Welcome to Tractor Forum MTH! You are right that the tractor is much more useful than the ZTR. Depending upon how much trimming/close up work is involved with mowing that areas you have in mind; the L2800 can make fast work of it or in some cases could actually be too large and slow you down as compared to a smaller machine such as the BX23. 

I cut about 5 acres around the house with a John Deere F525. It can cut circles around the 4410 when it comes to mowing around trees, edges, and fences. In the open field areas, the 4410 can cut a lot more faster with the 72 in. MMM. It is just too big to get up close around the house, yard, and surroundings. 

If you have just open area to cut the L2800 with a finish mower will do fine but it you have a lot of trimming around obstacles, perhaps a smaller machine may serve you better.

With respect to time; I can cut 3 acres with the 72in. MMM in less than an hour unless I run into a bunch of obstacles I have to trim around that slow me down. 

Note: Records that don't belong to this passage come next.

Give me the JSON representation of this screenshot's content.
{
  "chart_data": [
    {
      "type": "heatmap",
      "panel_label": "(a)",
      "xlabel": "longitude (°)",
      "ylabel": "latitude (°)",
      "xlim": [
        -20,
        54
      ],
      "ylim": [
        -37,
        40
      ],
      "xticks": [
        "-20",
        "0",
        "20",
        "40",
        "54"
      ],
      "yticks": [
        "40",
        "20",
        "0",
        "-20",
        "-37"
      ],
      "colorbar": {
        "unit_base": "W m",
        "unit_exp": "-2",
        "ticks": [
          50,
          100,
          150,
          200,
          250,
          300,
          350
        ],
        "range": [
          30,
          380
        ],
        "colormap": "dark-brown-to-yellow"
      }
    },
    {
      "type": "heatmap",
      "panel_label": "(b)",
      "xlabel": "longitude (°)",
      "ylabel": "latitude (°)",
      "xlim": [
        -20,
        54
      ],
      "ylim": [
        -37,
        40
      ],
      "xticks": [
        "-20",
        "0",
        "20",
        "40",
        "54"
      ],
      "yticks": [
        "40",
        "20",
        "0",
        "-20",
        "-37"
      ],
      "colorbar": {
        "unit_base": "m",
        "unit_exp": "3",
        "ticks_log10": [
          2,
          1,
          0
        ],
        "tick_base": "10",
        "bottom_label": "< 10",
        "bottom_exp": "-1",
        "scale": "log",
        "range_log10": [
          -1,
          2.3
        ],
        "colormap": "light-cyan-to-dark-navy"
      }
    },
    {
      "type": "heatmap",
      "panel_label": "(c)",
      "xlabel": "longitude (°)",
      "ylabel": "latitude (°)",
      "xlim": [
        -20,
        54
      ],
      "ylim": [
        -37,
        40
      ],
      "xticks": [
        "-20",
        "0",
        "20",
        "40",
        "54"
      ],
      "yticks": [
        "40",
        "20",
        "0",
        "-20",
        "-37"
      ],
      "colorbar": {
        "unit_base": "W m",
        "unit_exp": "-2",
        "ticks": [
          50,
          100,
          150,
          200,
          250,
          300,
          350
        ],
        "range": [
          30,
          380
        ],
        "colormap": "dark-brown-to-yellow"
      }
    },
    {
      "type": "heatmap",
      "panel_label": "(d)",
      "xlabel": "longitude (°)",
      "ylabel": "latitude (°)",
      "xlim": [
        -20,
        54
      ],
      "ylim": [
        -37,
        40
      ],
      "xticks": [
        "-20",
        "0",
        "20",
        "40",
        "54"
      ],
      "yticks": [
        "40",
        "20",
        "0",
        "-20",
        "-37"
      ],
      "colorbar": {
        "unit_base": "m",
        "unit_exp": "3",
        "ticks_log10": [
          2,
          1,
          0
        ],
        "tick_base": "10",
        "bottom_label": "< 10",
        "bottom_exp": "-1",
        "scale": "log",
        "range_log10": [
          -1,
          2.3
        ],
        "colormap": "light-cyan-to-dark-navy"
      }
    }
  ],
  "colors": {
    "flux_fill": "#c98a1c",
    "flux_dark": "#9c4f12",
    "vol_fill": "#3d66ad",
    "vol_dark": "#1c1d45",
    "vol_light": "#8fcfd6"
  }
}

I am sure other members who has this model or similar equipment will jump in with some ideas and comments as well.


----------



## mytoofhurts (Apr 11, 2007)

Which finishing mower is better??--Landpride or Woods?


----------



## Live Oak (Dec 22, 2003)

> _Originally posted by mytoofhurts _
> *Which finishing mower is better??--Landpride or Woods? *


That is a REALLY tough call to make there. If someone asked me who are the two top mower manufacturers; Landpride and Woods would be the 2 names that come to mind immediately. Both make excellent quality equipment. I guess the deciding factor would be to compare the models of each that you feel would work best in your application and go with the model with the features and price I like best. I think you would be VERY happy with either. I personally own a number of Landpride impliments and can attest that they are top knotch but they are also top price. Woods in not cheap either. I take it that you are considering a rear finish mower (RFM) so I think I would lean towards the Landpride models. That is my personal preference. Again I think you will be very happy with either so in that case, price would be a big determining factor.


----------



## mytoofhurts (Apr 11, 2007)

Thanks for the help...I'm trying to justify to my wife I should spend the extra $$ for the tractor instead of the ZTR. I want a good cut around the house (I don't mind a little trimming w/ my weedeater where it's needed) but I also want something that is versitile when I need to do other projects. Convincing my wife is the hard part of the decision...Thanks again for your insight!!


----------